When normal public life resumes, some agents are skeptical about how quickly consumers will return to old habits.

“After spending three months or whatever, worrying about going outside and if it will kill me or my parents, I’m not going straight to the f—ing Hollywood Bowl,” says one exasperated rep.

Endeavor’s biggest competitor in size is CAA, which as of press time had not enacted any layoffs or cost-cutting measures, though numerous insiders say that leadership is looking across the board at ways to trim fat. UTA, known for sticking to its knitting in the core creative business, has begun exploiting growth sectors like its strong podcast division after cutting salaries agency-wide, sources say.

Studios, networks and streamers are still hungry for development deals, say nearly a dozen agents who have spoken to Variety — a sign that content makers will be ready to spring into action when production resumes and the workforce comes back online.
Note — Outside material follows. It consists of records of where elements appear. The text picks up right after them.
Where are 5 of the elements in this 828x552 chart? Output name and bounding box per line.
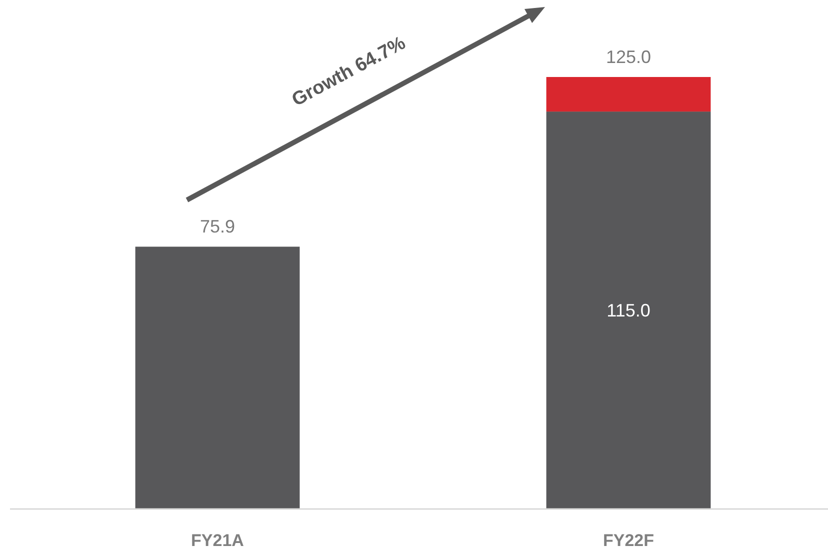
x-tick-label: FY21A [191,531,244,550]
data-label: 115.0 [606,300,650,320]
x-tick-label: FY22F [602,531,654,550]
total-label: 125.0 [606,47,652,67]
total-label: 75.9 [200,216,236,237]
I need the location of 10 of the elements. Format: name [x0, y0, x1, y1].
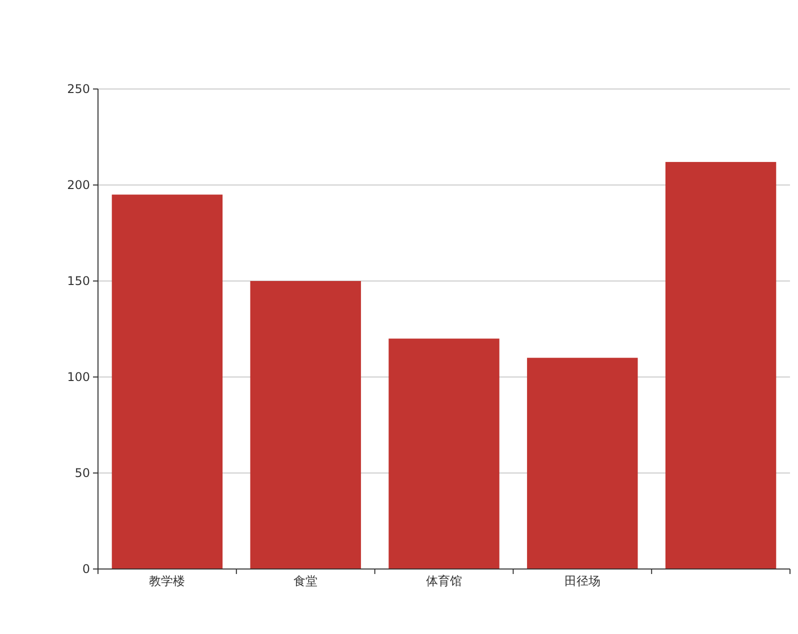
ytick: 50	[74, 466, 90, 480]
ytick: 250	[67, 82, 90, 96]
ytick: 0	[82, 562, 90, 576]
xtick: 教学楼	[149, 574, 186, 588]
ytick: 200	[67, 178, 90, 192]
ytick: 100	[67, 370, 90, 384]
ytick: 150	[67, 274, 90, 288]
xtick: 田径场	[564, 574, 600, 588]
xtick: 体育馆	[426, 574, 462, 588]
xtick: 食堂	[294, 574, 318, 588]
The problem for the agencies in that scenario, many note, is their ongoing stalemate with the Writers Guild of America over fees for packaging television shows with their clients, as well as their own interests in production companies that make film and TV.

None of the major agencies except Paradigm has agreed to sign the WGA’s revised Code of Conduct. Literary departments are essentially the only ones that can generate revenue in the present moment — through script deals and staffing clients in writers’ rooms — but writers continue to make deals without the assistance of agents.

According to sources, agents at companies that have not signed the code are increasingly reaching out to literary management companies in an effort to continue making deals in the interim. Another roadblock, says a TV agent, is that packaged shows pay off only in production, which has no clear starting timeline.

One development executive at a major TV studio says their workload has increased substantially in the past several weeks, while nearly all of their colleagues are in limbo. Agents are concerned this flurry of activity is a stopgap measure.

The sentiment is that the studios will try to insulate themselves with this round of new development projects before shutting off the money spigot entirely to cut costs. This could especially impact nascent streamers like NBCUniversal’s Peacock and WarnerMedia’s HBO Max, as they are ramping up to launch this spring and are in need of original content beyond their libraries. A drought of enticing programming could be fatal for fledgling streamers looking for customers, particularly as the country faces a recession, insiders note.

In terms of payouts, only Netflix has come to the table to pay clients on shut-down productions, in a force majeure motion that will see creatives owe them unfinished work when production can resume. For other companies, notably Disney, plans have yet to materialize.

Looming in the background of the cash crisis and lost jobs is a fear for the very fabric of the agency world — one built on handshakes and double kisses, on packed designer conference rooms and massive celebrations around awards shows and film festivals.

“So much of the agency business is personal face time with clients, and let’s not forget that this town is about presentation,” says another industry source. “Agents get on planes to woo clients on set. They cater a movie star’s favorite food and pop Champagne in conference rooms to win business. A lot of that love is hard to show on Zoom.”

In his 2016 book “Powerhouse,” about the untold history of CAA, author James Andrew Miller quotes the company’s managing partner Kevin Huvane about his overnight transition from premier dealmaker to corporate CEO.

“We were really good agents, and now we had to learn how to be really good businessmen,” Huvane said of the early aughts, when the agency exploded into a diversified client services engine outside the norm of film and TV. “I had never looked at a spreadsheet before, and I remember thinking, ‘Oh my God, we spend that much on fruit?!’”

These days, organic produce is the least of their worries.